Ce Cercle se réserve d'intervenir chaque fois que les événements l'exigeront, contre les propagandes officielles, leurs dissimulations, leurs déformations, leurs mensonges. Mais son principal effort portera sur un travail plus radical et de plus longue haleine : l'étude de toutes les questions qui suscitent la théorie, la pratique et les perspectives révolutionnaires.

Les problèmes nés du mouvement ouvrier attendent, non pas d'être définitivement résolus, mais d'être solidement posés et clarifiés. En tout premier lieu nous nous consacrerons à ceux qui nous paraissent commander aujourd'hui la réflexion révolutionnaire.
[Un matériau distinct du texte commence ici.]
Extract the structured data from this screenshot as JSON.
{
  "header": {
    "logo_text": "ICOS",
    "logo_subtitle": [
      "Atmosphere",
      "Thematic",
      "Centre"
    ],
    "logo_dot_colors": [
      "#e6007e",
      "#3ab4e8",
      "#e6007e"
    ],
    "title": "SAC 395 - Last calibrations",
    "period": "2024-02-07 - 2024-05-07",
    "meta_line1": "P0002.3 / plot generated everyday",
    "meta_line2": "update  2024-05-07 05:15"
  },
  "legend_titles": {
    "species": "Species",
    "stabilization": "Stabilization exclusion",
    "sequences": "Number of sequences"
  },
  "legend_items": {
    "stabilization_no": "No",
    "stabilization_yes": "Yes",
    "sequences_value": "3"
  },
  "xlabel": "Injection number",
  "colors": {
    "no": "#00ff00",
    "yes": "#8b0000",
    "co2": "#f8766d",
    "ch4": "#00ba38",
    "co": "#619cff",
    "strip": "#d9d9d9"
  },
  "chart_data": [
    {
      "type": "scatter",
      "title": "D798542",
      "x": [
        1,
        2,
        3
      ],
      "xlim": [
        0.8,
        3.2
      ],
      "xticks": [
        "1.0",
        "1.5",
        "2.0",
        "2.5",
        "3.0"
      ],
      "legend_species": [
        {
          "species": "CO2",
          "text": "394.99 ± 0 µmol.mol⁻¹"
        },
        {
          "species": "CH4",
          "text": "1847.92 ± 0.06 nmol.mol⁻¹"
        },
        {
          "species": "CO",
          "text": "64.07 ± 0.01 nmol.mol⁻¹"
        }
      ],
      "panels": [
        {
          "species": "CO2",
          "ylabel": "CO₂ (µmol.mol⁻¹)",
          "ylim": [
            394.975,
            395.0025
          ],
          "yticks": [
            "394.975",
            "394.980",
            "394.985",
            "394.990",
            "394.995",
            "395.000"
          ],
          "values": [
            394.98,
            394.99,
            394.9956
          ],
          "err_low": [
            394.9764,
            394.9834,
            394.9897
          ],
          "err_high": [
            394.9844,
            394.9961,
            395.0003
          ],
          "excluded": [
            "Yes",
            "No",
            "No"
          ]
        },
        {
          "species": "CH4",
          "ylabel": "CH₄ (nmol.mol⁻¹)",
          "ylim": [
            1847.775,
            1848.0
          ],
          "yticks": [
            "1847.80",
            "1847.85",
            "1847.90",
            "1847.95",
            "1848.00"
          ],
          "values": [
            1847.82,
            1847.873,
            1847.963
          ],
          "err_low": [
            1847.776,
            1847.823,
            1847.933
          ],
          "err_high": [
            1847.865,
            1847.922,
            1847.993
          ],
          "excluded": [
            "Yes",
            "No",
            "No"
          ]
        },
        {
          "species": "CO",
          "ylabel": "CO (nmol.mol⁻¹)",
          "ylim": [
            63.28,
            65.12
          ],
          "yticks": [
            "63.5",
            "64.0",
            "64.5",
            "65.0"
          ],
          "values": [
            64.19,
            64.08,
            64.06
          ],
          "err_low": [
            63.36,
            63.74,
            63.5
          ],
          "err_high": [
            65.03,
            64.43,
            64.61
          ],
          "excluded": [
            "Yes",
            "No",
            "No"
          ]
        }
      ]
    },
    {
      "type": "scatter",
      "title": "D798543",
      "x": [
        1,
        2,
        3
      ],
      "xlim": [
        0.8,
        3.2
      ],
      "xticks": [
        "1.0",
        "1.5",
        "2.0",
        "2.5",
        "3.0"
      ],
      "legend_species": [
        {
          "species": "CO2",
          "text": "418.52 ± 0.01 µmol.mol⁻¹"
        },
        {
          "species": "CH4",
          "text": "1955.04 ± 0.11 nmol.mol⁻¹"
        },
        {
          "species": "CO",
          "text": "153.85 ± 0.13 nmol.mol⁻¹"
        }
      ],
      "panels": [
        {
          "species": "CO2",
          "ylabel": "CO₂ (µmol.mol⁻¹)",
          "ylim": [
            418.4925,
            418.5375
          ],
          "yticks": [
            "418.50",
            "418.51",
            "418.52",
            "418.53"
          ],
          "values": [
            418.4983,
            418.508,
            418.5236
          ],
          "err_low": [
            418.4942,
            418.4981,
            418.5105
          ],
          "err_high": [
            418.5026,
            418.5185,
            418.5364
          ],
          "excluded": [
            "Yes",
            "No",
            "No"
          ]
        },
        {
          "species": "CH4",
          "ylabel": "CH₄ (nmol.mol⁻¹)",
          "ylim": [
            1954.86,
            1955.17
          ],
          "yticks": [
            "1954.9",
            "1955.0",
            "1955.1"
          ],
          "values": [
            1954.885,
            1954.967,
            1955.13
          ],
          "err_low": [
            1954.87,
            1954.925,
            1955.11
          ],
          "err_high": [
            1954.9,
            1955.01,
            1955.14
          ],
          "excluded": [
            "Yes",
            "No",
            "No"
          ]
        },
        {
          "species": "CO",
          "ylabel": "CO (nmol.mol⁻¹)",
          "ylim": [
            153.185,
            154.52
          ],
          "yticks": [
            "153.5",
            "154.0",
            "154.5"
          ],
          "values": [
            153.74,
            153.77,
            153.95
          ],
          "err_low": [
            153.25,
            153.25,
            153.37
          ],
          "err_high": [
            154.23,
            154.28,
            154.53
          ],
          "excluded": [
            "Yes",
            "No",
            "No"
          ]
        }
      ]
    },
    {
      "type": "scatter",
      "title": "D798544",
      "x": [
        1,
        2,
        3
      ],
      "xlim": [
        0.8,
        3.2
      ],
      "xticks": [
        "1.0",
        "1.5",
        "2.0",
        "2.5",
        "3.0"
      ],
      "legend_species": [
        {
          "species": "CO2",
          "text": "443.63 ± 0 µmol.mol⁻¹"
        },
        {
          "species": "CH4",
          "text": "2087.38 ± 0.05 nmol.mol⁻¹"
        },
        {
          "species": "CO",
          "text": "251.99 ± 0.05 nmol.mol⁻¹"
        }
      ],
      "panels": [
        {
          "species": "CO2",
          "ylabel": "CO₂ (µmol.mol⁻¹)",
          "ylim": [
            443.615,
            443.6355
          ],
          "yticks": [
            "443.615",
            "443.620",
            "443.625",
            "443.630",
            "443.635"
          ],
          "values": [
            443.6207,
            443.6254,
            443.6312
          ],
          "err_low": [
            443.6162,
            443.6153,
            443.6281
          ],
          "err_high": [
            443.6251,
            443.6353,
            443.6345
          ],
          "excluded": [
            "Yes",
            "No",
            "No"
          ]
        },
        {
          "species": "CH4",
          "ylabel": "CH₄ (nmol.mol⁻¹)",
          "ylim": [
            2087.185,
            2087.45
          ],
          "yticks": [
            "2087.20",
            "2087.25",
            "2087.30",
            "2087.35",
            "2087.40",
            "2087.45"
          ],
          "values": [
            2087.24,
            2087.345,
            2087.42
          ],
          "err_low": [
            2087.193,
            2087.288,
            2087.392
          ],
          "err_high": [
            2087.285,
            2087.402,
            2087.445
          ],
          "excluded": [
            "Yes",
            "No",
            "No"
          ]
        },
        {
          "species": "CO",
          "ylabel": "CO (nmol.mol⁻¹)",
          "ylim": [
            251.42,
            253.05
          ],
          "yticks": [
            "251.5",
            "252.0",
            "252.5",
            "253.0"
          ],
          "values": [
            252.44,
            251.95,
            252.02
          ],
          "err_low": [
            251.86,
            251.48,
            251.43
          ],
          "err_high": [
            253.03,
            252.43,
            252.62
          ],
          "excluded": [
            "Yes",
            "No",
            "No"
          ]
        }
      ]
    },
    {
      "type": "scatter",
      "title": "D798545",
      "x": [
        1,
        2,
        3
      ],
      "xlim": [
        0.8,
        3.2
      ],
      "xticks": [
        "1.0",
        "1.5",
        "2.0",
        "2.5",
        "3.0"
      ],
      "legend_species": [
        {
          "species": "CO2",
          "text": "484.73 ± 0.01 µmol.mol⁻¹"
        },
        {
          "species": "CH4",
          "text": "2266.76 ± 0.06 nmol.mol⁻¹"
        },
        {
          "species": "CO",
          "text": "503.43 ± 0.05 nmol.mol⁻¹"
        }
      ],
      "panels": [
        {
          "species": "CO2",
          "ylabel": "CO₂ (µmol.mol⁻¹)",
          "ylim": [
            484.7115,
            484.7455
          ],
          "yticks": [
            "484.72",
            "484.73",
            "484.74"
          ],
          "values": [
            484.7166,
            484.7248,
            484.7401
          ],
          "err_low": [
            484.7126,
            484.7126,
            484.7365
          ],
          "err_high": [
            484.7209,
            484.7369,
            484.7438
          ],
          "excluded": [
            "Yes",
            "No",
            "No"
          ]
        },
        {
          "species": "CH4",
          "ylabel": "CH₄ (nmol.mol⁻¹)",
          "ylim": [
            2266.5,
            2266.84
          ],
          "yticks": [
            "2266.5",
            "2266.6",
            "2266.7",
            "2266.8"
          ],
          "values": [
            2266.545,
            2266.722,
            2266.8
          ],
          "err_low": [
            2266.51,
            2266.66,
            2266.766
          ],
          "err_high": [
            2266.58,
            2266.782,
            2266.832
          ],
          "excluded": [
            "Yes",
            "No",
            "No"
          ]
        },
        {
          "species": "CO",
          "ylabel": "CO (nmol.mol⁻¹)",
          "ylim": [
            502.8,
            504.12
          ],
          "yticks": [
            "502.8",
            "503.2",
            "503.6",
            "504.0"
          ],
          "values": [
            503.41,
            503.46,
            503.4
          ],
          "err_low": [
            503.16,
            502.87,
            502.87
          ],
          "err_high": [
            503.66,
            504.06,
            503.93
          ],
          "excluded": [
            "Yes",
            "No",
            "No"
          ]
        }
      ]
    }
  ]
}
  • Le problème du Pouvoir (dictature du prolétariat et démocratie ; fonction des Conseils de travailleurs ; destin de l'appareil d'Etat).
  • Le problème de l'organisation socialiste de l'économie (conditions et contenu d'une planification socialiste ; ce que signifie une gestion ouvrière de l'économie).
  • Le problème du ou des partis révolutionnaires.
  • Le problème de l'évolution actuelle du capitalisme (comment apprécier les changements survenus dans l'économie, dans la technique et dans les couches sociales).
  • Le problème de l'exploitation coloniale et des formes nouvelles de domination impérialiste.
  • Le problème de la fonction sociale de la pensée et de l'art (liberté de recherche et de création et orthodoxie ; le totalitarisme idéologique ; la culture dans une société socialiste).

Que ceux qui partagent nos refus, nos exigences et nos espoirs - quelles que soient leurs opinions sur des points politiques particuliers - sachent trouver la voie que nous ont ouverte les intellectuels hongrois et polonais.

Paris, Novembre-Décembre 1956. (1)


(1) A la date du 26 février 1957, seront signataires de cet Appel : Robert Antelme, Kostas Axelos, André Breton, Aimé Césaire, Jacques Charpier, Pierre Chaulieu, Robert Chéramy, Hubert Damisch, Jean Duvignaud, Edouard Glissant, Claude Lefort, Gérard Legrand, Michel Leiris, Dionys Mascolo, Albert Memmi, Edgar Morin, Maurice Nadeau, Benjamin Péret, J.- F. Rolland , Benno Sarrel, Jean Schuster, Joseph Tubiana, Elio Vittorini. (N.D.E.)